An article in the Guardian from last June does something extremely unusual. It allows a real victim of Somali piracy a voice.
‘They kept us in a state of terror. Even when I could not see the torturing, I could hear the screams’
In April last year, I was training to become a naval officer on a chemical carrier owned by a company based in Mumbai. There were 22 of us aboard the boat – a mix of professional sailors and engineers from India; at 21, I was the youngest member of the crew.
The ship was heading from India to Norway, a journey that was meant to take 25 days. On the fourth day, late in the afternoon, I was on watch when one of the other lookouts yelled that he could see a boat approaching. We were sailing 120 miles south of Oman, a remote area of water, and from the size and appearance of the vessel, we suspected it was pirates.
I immediately radioed an Indian navy ship for help – but it was too late. Minutes later, six pirates boarded and, armed with rocket-propelled grenades and Kalashnikov rifles, opened fire on us. It was utterly terrifying and chaotic. We had no choice but to surrender.
We were herded into the navigational control room on deck and made to lie on the floor. In broken English, the pirates told us they were going to ask for a ransom of £15m from the company we worked for. Everyone was incredibly frightened. We lay in silence until the early hours of the next morning, when a further six pirates joined our ship and informed us we were going to sail to Somalia.
Conditions on the ship were unspeakable. We were confined to a tiny corner of the control room. The windows were sealed shut and it was airless and suffocating. The hygiene was appalling – we were allowed to use the toilet, but that soon degenerated into a stinking mess. Nearly all of us became sick. We were fed, but only enough to keep us alive – basic meals of potatoes and onions. Once every couple of weeks, we were allowed on deck to stretch our legs.

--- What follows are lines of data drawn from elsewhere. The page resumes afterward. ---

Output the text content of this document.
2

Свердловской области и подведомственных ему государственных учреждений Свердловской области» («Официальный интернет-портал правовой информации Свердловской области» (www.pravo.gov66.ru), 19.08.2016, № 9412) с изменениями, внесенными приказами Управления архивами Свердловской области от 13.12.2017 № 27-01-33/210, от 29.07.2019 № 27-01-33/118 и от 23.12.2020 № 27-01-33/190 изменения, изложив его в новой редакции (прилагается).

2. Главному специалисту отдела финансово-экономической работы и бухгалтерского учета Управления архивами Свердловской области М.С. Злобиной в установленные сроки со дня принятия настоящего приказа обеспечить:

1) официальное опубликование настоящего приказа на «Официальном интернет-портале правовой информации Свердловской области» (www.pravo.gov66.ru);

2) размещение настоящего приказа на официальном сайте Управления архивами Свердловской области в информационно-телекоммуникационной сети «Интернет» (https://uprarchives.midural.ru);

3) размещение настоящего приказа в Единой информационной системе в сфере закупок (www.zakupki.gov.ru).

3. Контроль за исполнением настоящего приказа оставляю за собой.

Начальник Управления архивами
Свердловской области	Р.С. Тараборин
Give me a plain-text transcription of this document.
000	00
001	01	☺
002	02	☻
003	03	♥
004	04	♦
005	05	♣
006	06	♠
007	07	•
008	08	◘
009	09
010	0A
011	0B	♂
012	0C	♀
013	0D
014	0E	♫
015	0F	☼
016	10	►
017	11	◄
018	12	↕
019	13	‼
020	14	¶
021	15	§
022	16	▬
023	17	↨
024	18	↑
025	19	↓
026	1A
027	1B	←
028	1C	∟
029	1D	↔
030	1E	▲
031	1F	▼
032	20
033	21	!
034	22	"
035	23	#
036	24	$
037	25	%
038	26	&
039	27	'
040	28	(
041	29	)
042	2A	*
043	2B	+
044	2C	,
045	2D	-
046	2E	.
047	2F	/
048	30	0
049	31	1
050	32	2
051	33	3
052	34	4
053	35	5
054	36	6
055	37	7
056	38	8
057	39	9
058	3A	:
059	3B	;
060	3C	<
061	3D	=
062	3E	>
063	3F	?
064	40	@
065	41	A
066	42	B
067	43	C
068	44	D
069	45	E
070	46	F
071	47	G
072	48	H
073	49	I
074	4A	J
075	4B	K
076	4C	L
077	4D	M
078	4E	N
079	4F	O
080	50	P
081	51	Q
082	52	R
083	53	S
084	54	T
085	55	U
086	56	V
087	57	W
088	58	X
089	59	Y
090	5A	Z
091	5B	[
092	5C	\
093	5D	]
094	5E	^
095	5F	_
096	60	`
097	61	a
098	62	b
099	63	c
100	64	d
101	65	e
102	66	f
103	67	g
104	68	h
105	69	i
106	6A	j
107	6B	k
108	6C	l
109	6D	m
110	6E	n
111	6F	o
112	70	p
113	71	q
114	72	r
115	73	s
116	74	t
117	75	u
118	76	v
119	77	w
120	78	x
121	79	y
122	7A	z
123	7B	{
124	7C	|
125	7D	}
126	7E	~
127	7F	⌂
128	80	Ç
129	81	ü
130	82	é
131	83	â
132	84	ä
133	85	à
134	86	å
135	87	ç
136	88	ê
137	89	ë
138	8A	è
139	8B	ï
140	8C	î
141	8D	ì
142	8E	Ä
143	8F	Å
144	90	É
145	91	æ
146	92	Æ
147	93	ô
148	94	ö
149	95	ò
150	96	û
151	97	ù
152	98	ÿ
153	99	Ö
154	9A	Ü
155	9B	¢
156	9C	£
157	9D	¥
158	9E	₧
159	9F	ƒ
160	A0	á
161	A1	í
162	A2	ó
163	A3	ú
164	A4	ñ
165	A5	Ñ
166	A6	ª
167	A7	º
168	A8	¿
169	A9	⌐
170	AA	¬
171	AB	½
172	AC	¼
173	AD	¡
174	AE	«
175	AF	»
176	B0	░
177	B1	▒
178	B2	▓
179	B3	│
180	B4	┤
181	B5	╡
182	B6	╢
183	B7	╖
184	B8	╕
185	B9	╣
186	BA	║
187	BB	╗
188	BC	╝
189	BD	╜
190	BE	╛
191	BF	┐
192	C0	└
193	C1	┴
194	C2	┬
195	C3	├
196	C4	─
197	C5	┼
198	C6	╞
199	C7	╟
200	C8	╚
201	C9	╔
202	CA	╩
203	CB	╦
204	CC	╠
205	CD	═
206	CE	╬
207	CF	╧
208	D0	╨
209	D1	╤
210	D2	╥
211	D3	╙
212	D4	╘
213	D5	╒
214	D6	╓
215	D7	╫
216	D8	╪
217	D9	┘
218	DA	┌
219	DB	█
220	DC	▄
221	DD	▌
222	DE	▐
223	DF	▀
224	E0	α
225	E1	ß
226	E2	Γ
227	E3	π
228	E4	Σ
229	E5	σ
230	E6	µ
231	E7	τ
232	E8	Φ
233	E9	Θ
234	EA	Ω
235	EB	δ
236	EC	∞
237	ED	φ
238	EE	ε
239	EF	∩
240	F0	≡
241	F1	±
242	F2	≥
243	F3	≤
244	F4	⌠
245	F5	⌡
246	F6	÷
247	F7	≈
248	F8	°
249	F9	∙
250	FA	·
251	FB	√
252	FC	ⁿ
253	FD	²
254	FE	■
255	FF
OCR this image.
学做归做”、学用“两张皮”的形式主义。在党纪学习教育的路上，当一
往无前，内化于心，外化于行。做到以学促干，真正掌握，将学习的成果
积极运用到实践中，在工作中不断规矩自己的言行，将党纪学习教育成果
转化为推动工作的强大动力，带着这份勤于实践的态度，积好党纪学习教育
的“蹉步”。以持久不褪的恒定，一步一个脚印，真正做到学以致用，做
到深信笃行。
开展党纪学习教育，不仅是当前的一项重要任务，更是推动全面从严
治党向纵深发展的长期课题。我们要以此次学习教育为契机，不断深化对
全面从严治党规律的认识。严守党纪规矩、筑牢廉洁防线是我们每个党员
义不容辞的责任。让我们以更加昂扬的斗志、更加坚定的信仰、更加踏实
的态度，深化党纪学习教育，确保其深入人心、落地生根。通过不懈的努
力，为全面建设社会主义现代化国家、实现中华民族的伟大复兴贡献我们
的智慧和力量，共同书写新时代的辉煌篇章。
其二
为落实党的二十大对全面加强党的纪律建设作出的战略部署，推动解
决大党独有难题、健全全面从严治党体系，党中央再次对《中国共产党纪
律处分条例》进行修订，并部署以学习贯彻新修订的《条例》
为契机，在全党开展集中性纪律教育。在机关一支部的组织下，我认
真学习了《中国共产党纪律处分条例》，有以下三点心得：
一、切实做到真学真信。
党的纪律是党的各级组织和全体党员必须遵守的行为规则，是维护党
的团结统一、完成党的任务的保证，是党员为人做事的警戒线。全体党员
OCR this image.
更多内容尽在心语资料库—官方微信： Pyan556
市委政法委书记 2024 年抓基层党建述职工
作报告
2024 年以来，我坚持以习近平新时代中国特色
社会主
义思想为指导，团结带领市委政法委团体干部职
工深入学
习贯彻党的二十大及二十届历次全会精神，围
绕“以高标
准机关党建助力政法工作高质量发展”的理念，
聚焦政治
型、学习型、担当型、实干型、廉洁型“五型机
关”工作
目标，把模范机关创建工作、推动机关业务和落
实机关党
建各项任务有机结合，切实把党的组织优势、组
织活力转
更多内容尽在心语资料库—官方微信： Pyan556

The pirates took it in turns to keep their guns trained on us – there was never a chance of escape. Nor was there any opportunity to develop a friendship with them. They kept us in a state of terror – we were beaten constantly with metal poles. I managed to avoid the worst violence, but I saw my crewmates being thrashed with sticks and having electric probes attached to their genitals, and one man was suspended by ropes from the ship’s mast for several hours. Even when I could not see the torturing, I could hear the screams. I can still hear the screams to this day. I don’t know why I wasn’t hurt more – maybe they thought I was too young and unimportant. Some of the older crew members were argumentative, but I made sure never to antagonise the pirates.